Things to do with Advent/Christmas Pt 17:Christmas 1875
We always talk of Santa Claus and his elves at the North Pole when it comes to Christmas (even though on the weeks leading up to Christmas he can be seen in shopping stores up and down the Western World and, according to some, he is buried in Turkey ;)).
But some people do actually spend Christmas in the snowy wastelands of the Arctic (admittedly few, given that the weather at this time of year is even more foul thn usual, and that there is twenty-four seven darkness), and given that there is always an element of Dickensianism at Christmas, I thought I would mention what was one of the Northernmost celebrations of Christmas of the Victorian era.
It was in 1875, and the British were making another attempt on the North Pole (In fact their last official attempt, and it was derailed by scurvy after some of the men reached 83 degrees North). Led by Admiral, Sir George Nares, they wintered at Floberg, at the Northernmost part of Greenland (82.24 degrees North) and, true naval fashion, decided to be as organised as possible in their preperations and social life, so as to see out the long dark days and nights.

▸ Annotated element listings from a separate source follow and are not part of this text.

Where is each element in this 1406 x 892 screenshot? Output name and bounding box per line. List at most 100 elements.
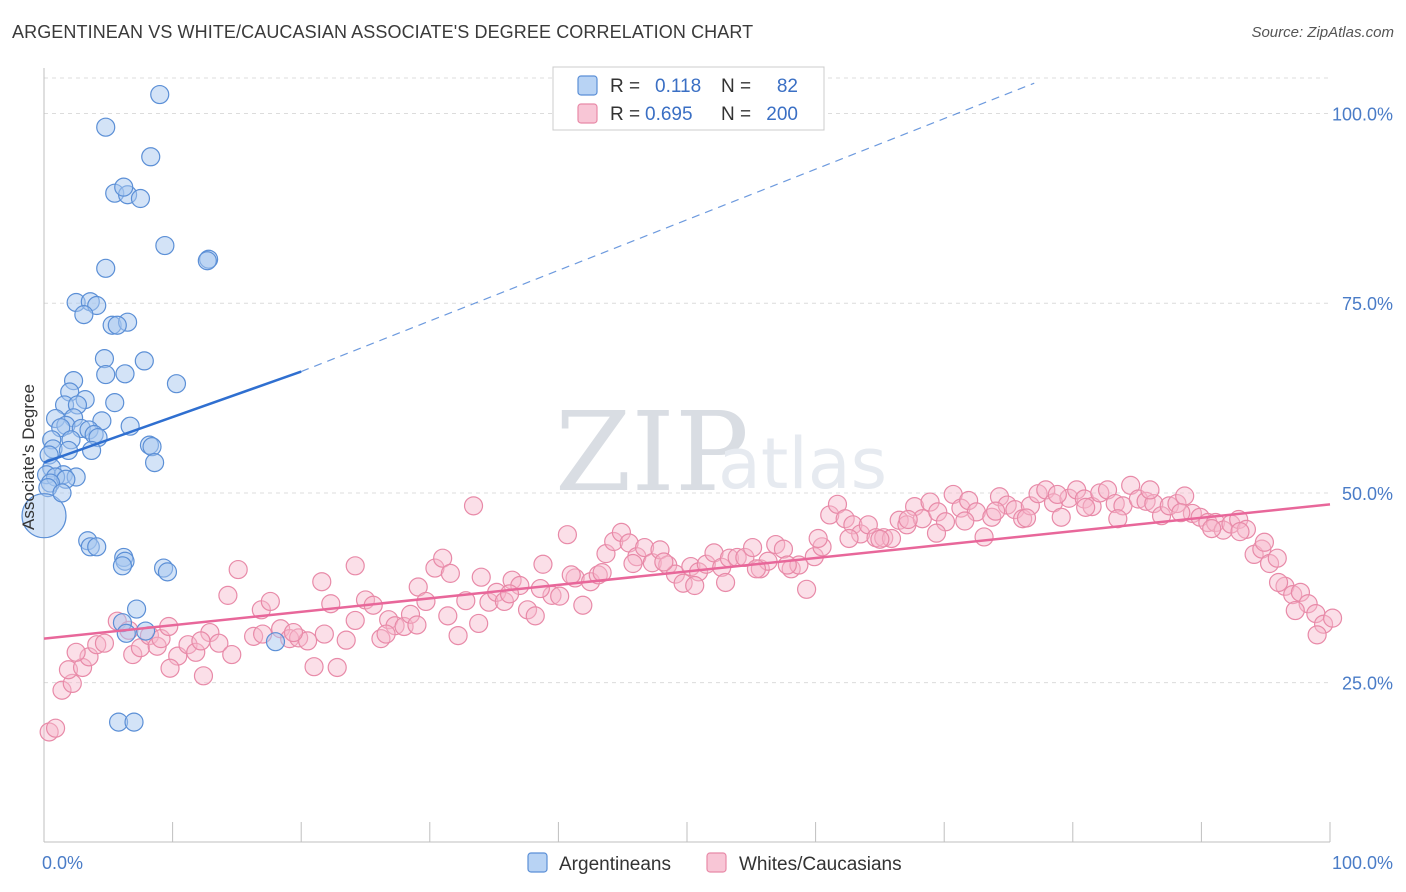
whites-point-180 [898,509,918,530]
whites-point-196 [407,615,427,635]
argentinean-point-1 [96,117,116,137]
whites-point-24 [218,585,238,605]
whites-point-167 [1268,572,1289,593]
whites-point-187 [685,575,705,596]
argentinean-point-5 [130,188,151,209]
whites-point-38 [345,556,365,576]
whites-point-182 [839,528,859,549]
whites-point-195 [438,606,458,626]
whites-point-170 [1202,519,1222,539]
argentinean-point-22 [166,374,187,394]
whites-point-172 [1140,480,1160,500]
whites-caucasians-points [39,475,1343,742]
y-tick-labels: 25.0% 50.0% 75.0% 100.0% [1332,105,1393,694]
legend-r-label-1: R = [610,76,640,97]
whites-point-113 [928,502,948,522]
whites-point-166 [1285,600,1305,621]
whites-point-54 [471,567,491,587]
whites-point-77 [650,540,670,560]
argentinean-point-19 [134,351,154,371]
argentinean-point-0 [150,84,170,105]
series-legend: Argentineans Whites/Caucasians [527,852,902,875]
whites-point-8 [66,642,86,662]
y-tick-label-75: 75.0% [1342,294,1393,314]
whites-point-36 [327,657,347,678]
argentinean-point-60 [87,537,107,557]
whites-point-80 [673,573,693,593]
argentineans-points [21,84,286,732]
legend-n-value-2: 200 [766,104,798,125]
whites-point-140 [1136,491,1156,511]
argentinean-point-45 [81,440,102,461]
series-label-argentineans: Argentineans [559,854,671,875]
whites-point-202 [222,644,242,665]
whites-point-60 [517,600,538,620]
whites-point-157 [1267,548,1287,568]
argentinean-point-9 [197,251,217,271]
whites-point-49 [433,548,453,568]
whites-point-199 [314,624,334,644]
whites-point-181 [870,529,890,549]
argentinean-point-69 [135,621,156,641]
argentinean-point-42 [142,437,162,457]
argentinean-point-17 [107,315,127,335]
whites-point-33 [304,657,324,677]
whites-point-89 [742,537,763,558]
argentinean-point-72 [124,712,144,732]
whites-point-200 [283,622,304,643]
whites-point-119 [974,527,994,547]
whites-point-50 [440,563,460,583]
argentinean-point-7 [155,235,175,256]
argentineans-trend-extension [300,82,1035,373]
x-tick-label-max: 100.0% [1332,853,1393,873]
whites-point-125 [1020,496,1040,516]
whites-point-67 [573,595,593,615]
whites-point-61 [525,606,545,626]
whites-point-165 [1307,625,1327,645]
correlation-legend: R = 0.118 N = 82 R = 0.695 N = 200 [552,66,825,131]
series-label-whites: Whites/Caucasians [739,854,902,875]
argentinean-point-47 [144,452,165,473]
argentinean-point-68 [116,623,136,643]
whites-point-176 [1016,508,1037,528]
whites-point-96 [796,579,817,599]
argentinean-point-63 [112,556,133,576]
whites-point-93 [773,539,794,559]
whites-point-65 [557,525,578,545]
y-axis-label: Associate's Degree [19,384,38,530]
y-tick-label-25: 25.0% [1342,674,1393,694]
whites-point-189 [623,553,643,574]
whites-point-62 [533,554,553,574]
whites-point-171 [1171,503,1191,523]
argentinean-point-26 [105,393,125,413]
whites-point-174 [1076,497,1096,517]
argentinean-point-56 [21,493,67,539]
whites-point-51 [448,625,468,646]
whites-point-45 [400,604,421,624]
legend-n-value-1: 82 [777,76,798,97]
whites-point-20 [186,642,206,662]
whites-point-7 [87,635,107,655]
whites-point-99 [820,505,840,525]
whites-point-169 [1230,522,1250,542]
whites-point-183 [808,528,828,549]
whites-point-175 [1047,484,1067,505]
whites-point-34 [312,572,332,592]
legend-n-label-1: N = [721,76,751,97]
series-swatch-whites [706,852,727,873]
whites-point-2 [52,680,72,700]
legend-r-value-1: 0.118 [655,76,701,97]
whites-point-47 [416,591,436,612]
whites-point-143 [1159,496,1179,516]
whites-point-25 [228,559,248,580]
argentinean-point-14 [74,305,94,325]
argentinean-point-18 [94,349,115,369]
argentinean-point-10 [96,258,116,278]
whites-point-168 [1254,532,1275,552]
whites-point-75 [634,537,655,558]
whites-point-193 [499,584,520,604]
whites-point-72 [611,522,632,543]
whites-point-117 [959,490,979,511]
argentinean-point-66 [126,599,147,619]
argentinean-point-2 [141,147,161,167]
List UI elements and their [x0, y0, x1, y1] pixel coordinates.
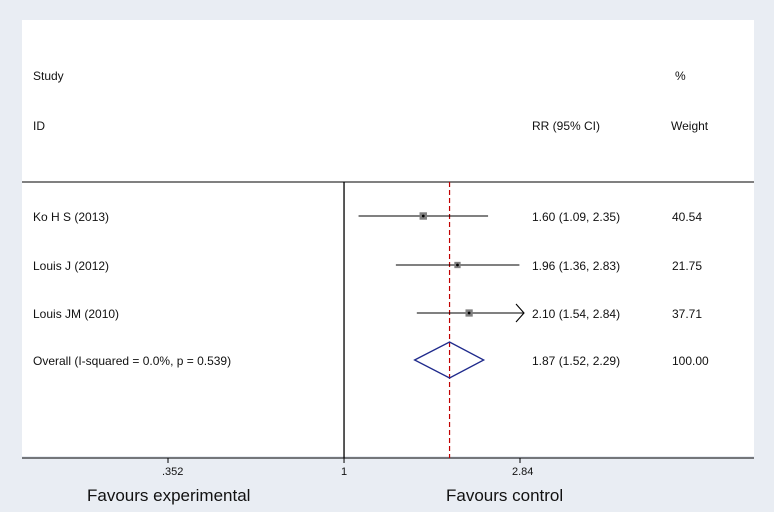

During Christmas, a skating rink was formed, firework displays were made, boxing matches (although that had to be below decks after it was discovered that the men couldn't see each other, because of the mist caused by heavy breathing at such low temperatures), 'semi-educational entertainments', the relaunch of the Royal Arctic Theatre, as well as igloos, connected by ice tunnels, made for astronomical observations and the ship's surgeon would go for very long walks, just to enjoy the moonlight cleam of an Arctic night.
Sounds like fun, if it wasn't for the cold and the fact that, given the degree of incompetence in British exploration at the time (although hindsight is a wonderful luxury), it looks like fun to the point of envy.
And, given this might by my last blog posting before Christmas Day, a Merry Christmas and a Happy New Year to you all!